David A. Smith 7 years, 8 months ago

Very good points. Having this much experience has always been a big advantage. Good column.

Mark Lindrud 7 years, 8 months ago

These guys have been in the Weis program for two years. Time to payoff. The proactive coaching changes hopefully help and we can see wins this year. I hopefully cautious, but they've got the right attitude and hope it rubs off. We may not be good, but maybe we can be lucky. Here is hoping that hardwork finally pays off.

Jim Stauffer 7 years, 8 months ago

It appears the talent and coaching are probably on a par with when MM had his team ready to go in '05.

The difficulty this team faces is the schedule. It is not for the faint of heart.

John Miller 7 years, 8 months ago

I agree the schedule is brutal two conference wins would have to be a success

Jay Beakum 7 years, 8 months ago

Really good article. Totally agree.

And even with all that talent returning this year, I’m still most excited to be returning to a spread offense. I expected Turner Gill to come in and run some old school Nebraska stuff. Instead we got molasses. Then I thought maybe Weis, of all people, could make a pro offense work at a basketball school.
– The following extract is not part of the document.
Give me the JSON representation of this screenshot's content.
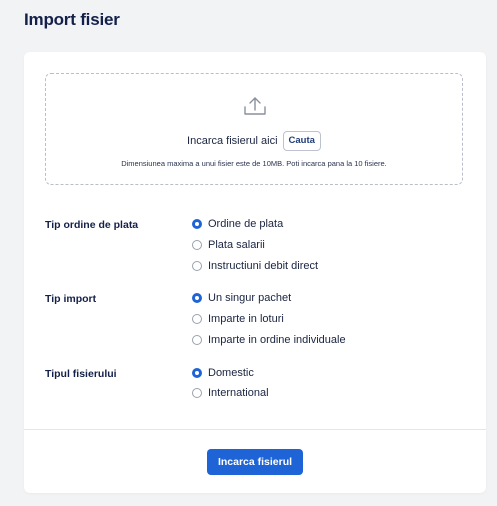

Nothing.

If you want to win in a power conference, while possessing less talent, you gotta run something that levels the field. It’s obviously not a secret. Nick Saban doesn’t like it. I don’t care. In fact I love the fact he doesn’t like it. That means it works.

No matter how many games we win this year, I guarantee you it’s going to be more exciting, and we are going to score more points.

12, 8, 5, 3, 2, 1, 3,... 5?

I’ll take that this year, especially with a murderous schedule. 5 and a more exciting brand of football would be gold for me. 6 would be double platinum!

Brandon Mahon 7 years, 8 months ago

Ty Mckinny is no longer with the Team... Well there goes a spot on the D line

Eliott Reeder 7 years, 8 months ago

Good response to all the naysayer pessimists that have been commenting on every football article lately, Mr. Keegan. Hope is a good thing. I find it really annoying when the negative, wait-and-see folks try to take it away. I understand the frustration with the continuous cycle of build-up followed by inevitable let-down, but sometimes that's all you've got! Cheers to hype, bring it on! Hope and hype in the off-season are (unfortunately) the best part of being a Jayhawk football fan!!!

Mark Lindrud 7 years, 8 months ago

I have been a wait and see guy this off season, but I can respect what you are saying. I do hope we have a good season and one that I can be proud of. Hope would be the right choice to use. I do hope the offensive line is more consistent and I hope that means the QB will have the protection to throw to hopeful receivers wanting to improve and catch the ball more consistently this season. I do hope we do not sustain any major injuries and that the special teams plays a positive part in our season. I also hope Coach Reagan knows when to be diverse in his playing call and when to not out think himself and just coach a good solid game that can give our offense the opportunities to sustain drives, keep our improving defense of the field and rested while scoring points to keep games competitive and give us some wins with one or two upsets this season. Cheers to you reminding me that I need to be more hopeful with my wait and see approach. Thank you and I really do mean that.

Dillon Davis 7 years, 8 months ago

I've learned my lesson far too many times about being overly optimistic about KU football. Prove it to me on the field.